Microsoft's SQL Server Analysis Services (SSAS) is an enterprise class tool for building data analytics solutions. Although the product is feature-rich, flexible, and extensible, SSAS databases don't lend themselves very well to scaling up. The software is optimized for executing a single query extremely fast and to derive aggregated, summarized data easily — this is where Analysis Services shines and empowers users to make informed decisions quickly. However, once the number of concurrent requests exceeds a certain threshold (which can vary depending on the application complexity and your server's hardware), queries tend to take longer and cause the aggravation of the same users. Typically you can expect the aforementioned threshold to be between several dozen or several hundred users.

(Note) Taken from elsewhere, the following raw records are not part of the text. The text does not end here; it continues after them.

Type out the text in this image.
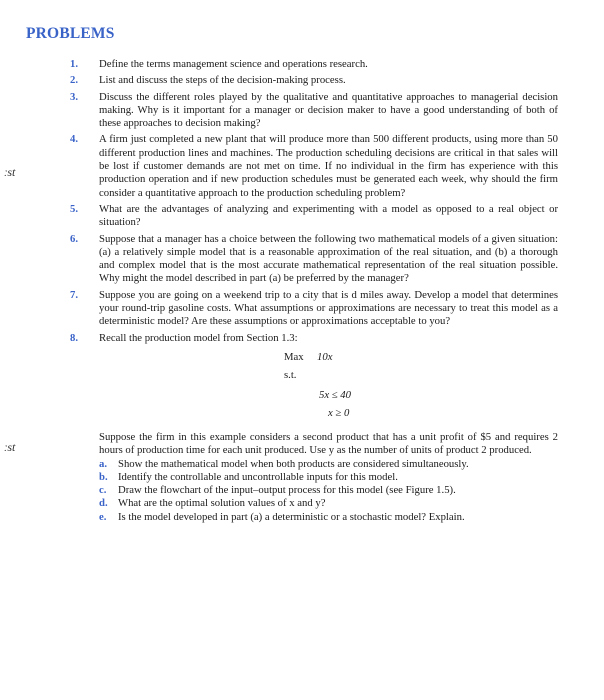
PROBLEMS
ːst
ːst
1. Define the terms management science and operations research.

2. List and discuss the steps of the decision-making process.

3. Discuss the different roles played by the qualitative and quantitative approaches to managerial decision making. Why is it important for a manager or decision maker to have a good understanding of both of these approaches to decision making?

4. A firm just completed a new plant that will produce more than 500 different products, using more than 50 different production lines and machines. The production scheduling decisions are critical in that sales will be lost if customer demands are not met on time. If no individual in the firm has experience with this production operation and if new production schedules must be generated each week, why should the firm consider a quantitative approach to the production scheduling problem?

5. What are the advantages of analyzing and experimenting with a model as opposed to a real object or situation?

6. Suppose that a manager has a choice between the following two mathematical models of a given situation: (a) a relatively simple model that is a reasonable approximation of the real situation, and (b) a thorough and complex model that is the most accurate mathematical representation of the real situation possible. Why might the model described in part (a) be preferred by the manager?

7. Suppose you are going on a weekend trip to a city that is d miles away. Develop a model that determines your round-trip gasoline costs. What assumptions or approximations are necessary to treat this model as a deterministic model? Are these assumptions or approximations acceptable to you?

8. Recall the production model from Section 1.3:

Max 10x
s.t.
5x ≤ 40
x ≥ 0

Suppose the firm in this example considers a second product that has a unit profit of $5 and requires 2 hours of production time for each unit produced. Use y as the number of units of product 2 produced.

a. Show the mathematical model when both products are considered simultaneously.
b. Identify the controllable and uncontrollable inputs for this model.
c. Draw the flowchart of the input–output process for this model (see Figure 1.5).
d. What are the optimal solution values of x and y?
e. Is the model developed in part (a) a deterministic or a stochastic model? Explain.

The performance issues worsen if your SSAS database objects must be frequently processed — meaning that you must frequently update dimensions and cubes to apply data changes which took place in the relational data source(s). You can upgrade your server hardware and there are a few configuration settings that might help tweak Analysis Services for multi-user scenarios.
However, by and large, Analysis Services solutions work best when scaled out: Query load is distributed across multiple, relatively inexpensive, servers. But how do you keep the data up to date on multiple servers without having to process data repeatedly from the same relational sources? Welcome to SSAS database synchronization.
Clearly, if you have a small SSAS environment with a handful of users you could easily manage all your processing tasks and query requests using a single instance. However, with Microsoft's vision of Business Intelligence for the masses, it is not uncommon to see SSAS applications serving thousands of users. This article lists various methods of synchronizing databases across multiple instances, and weighs the pros and cons of each approach. The article then focuses on the Analysis Services feature allowing database synchronization using a single XMLA (XML for Analysis) command.
Database administrators have several choices for ensuring that multiple Analysis Services instances have the same data:
- Use the built-in synchronization feature. This method allows the source as well as the target database to remain online while data files are copied. SSAS starts a transaction on the processing server so that you cannot process or alter the database while it is being synchronized. The synchronization target instance may or might not already have a copy of the database you are synchronizing. Synchronization is incremental: If the target database does not exist, then SSAS will transfer all files found in the source database; if the target database already exists, then SSAS will only copy those files that have changed since the last successful synchronization.
- Back up a database on the processing (source) instance and restore to query (target) instances. SSAS backup creates a single file containing the compressed copy of database files. The database remains online while it is being backed up; however, you cannot make any structural changes to the database, nor can you process any objects while the backup is collected. Furthermore, if source and target servers are geographically distant, you might have to copy the backup file to each query server before restoring from backup. SSAS doesn't support incremental or differential backups; you'll have to back up every file that makes up the database. Large database backups can be slow with Analysis Services 2005; the backup performance is a quantum leap faster with 2008 and later versions.
- Detach the database from the processing instance, copy files, and attach to each query instance. The detach/attach method became available with SSAS 2008 and allows us to choose our own method for copying files. As I discuss later in this article, the built-in synchronization's file copy is single-threaded, and SSAS copies only one file at a time. On the other hand, when attempting the detach/attach method, we could use Robocopy, which allows copying multiple files in parallel and can therefore be considerably faster than synchronization. The flexibility comes with additional work, however; unlike synchronization which handles file copying for us, we must write our own code for copying files when detaching and attaching database. Additionally, this method requires downtime; if the target database already exists on the query instance, we must detach it prior to attaching a new copy.